I’m thinking about a coding effort our team was involved in not so long ago. Big city. Complex politics. Lots of things to go wrong. But thanks to a lot of prep work by a savvy planning staff and some open-minded developers, the timing just seemed right for a “dump & chase” maneuver. So just two of us came to town and worked with the planning staff to do all the things we’d normally assign to a charrette process. We went out and physically measured the city’s great walkable places to guide our new code. We recruited good legal advice to make sure what we were doing state and city requirements. And we showed how the proposed code would work on several development sites.

It was just the two of us with some offsite help for three days. No public engagement process. No charrette, no website, no endless meetings. All on the cheap. With some minor edits after our on-site work, this was the code that was adopted. Even more importantly, this is the code that is being implemented and embraced by private-sector developers.

What made it work? Right place, right time, right preparation. The city had done much of the hard work to chart the way, reaching general consensus about goals – walkability, mixed use, transit connectivity. All we had to do was supply the vehicle to get them where they wanted to go.

What’s important to understand here is that the city and its staff were the opportunists, the team strategists. When a developer with land came knocking with a potential project that matched up with their Smart Growth goals but required variances from current regulations, they hustled up a modest budget, called for help from consultants and slapped the puck down the ice. They dumped, we chased.

The new code could have been a lost chance — another plan on the shelf. But the result was a puck in the net. Although the original developer went away, scoring that crucial goal opened an opportunity for the City resulting in over a dozen new plans — many now adopted — that fit the new code aimed at making better places in a changing market, and in uncertain times.

Did the “dump & chase” produce a perfect code? Nope. But the hard work is done and the code has already been improved and expanded. These adjustments are just bumps in the road headed in a direction everybody has agreed upon.

What does this mean for your town? As we move into increasingly austere times, there are going to be more and more questions about shaping cost-effective strategies to get to consensus-backed goals. And while we’re talking here mostly about means, let’s keep the ends in mind: They are often walkability, bikeability and other mobility options beyond private automobiles; community affordability; and expanded choices for families and businesses.

In flush times, the safest strategies were all about controlling the puck with step-by-step community outreach efforts leading into a charrette. If you’re just getting into the game (or you’re not sure who’s on what team), those are still the most effective ways to win in the end.

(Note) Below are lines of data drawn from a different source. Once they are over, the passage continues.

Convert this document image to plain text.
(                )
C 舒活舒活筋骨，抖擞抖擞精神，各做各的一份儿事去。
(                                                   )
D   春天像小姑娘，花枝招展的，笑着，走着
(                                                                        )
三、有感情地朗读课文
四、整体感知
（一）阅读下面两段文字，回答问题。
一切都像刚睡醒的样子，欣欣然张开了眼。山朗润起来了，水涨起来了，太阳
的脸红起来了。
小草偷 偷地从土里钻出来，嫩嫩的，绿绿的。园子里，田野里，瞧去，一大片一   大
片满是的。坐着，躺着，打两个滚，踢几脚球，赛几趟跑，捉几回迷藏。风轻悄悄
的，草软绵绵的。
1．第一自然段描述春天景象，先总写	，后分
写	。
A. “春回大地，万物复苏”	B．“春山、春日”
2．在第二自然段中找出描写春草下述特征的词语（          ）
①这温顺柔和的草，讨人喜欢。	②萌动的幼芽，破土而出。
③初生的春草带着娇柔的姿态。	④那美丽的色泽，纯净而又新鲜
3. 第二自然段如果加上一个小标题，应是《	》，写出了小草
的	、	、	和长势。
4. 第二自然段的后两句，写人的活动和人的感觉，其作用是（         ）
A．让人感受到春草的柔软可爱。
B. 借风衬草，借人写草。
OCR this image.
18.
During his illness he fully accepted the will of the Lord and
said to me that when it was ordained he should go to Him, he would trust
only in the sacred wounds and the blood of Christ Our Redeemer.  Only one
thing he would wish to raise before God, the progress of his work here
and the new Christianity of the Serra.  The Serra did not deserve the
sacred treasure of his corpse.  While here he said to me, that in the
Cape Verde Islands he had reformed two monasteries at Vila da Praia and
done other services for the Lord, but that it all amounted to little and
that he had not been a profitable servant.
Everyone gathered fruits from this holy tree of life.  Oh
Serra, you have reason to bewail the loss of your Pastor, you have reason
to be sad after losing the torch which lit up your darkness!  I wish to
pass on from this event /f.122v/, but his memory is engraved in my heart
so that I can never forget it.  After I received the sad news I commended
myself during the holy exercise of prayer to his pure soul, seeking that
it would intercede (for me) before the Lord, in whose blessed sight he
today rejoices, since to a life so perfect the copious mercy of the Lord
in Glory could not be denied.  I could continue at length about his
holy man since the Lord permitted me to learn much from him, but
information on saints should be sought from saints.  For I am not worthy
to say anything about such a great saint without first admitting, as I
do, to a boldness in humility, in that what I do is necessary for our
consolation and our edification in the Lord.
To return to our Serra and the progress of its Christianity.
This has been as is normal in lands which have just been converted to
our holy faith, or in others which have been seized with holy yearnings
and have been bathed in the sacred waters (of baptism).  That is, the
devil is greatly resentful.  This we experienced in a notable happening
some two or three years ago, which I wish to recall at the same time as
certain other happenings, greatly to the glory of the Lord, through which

In the new era, however, you may have to do a lot of the work you outsourced to consultants before. You’ll have to assemble and train a competition-ready team of opportunists. Then, the options open up.

We still believe your best bet is the calculated, professional multi-day charrette to confirm your vision, design a plan in harmony with that vision and commit to implementation. It’s the best “play.” But if you already have support for a broad vision for sustainable urbanism and you have market interest — even latent interest for small-scale development — you owe it to them and to your tax base to write the rules to match the opportunity. Maybe the situation calls for immediate action and you need to consider the “dump and chase”.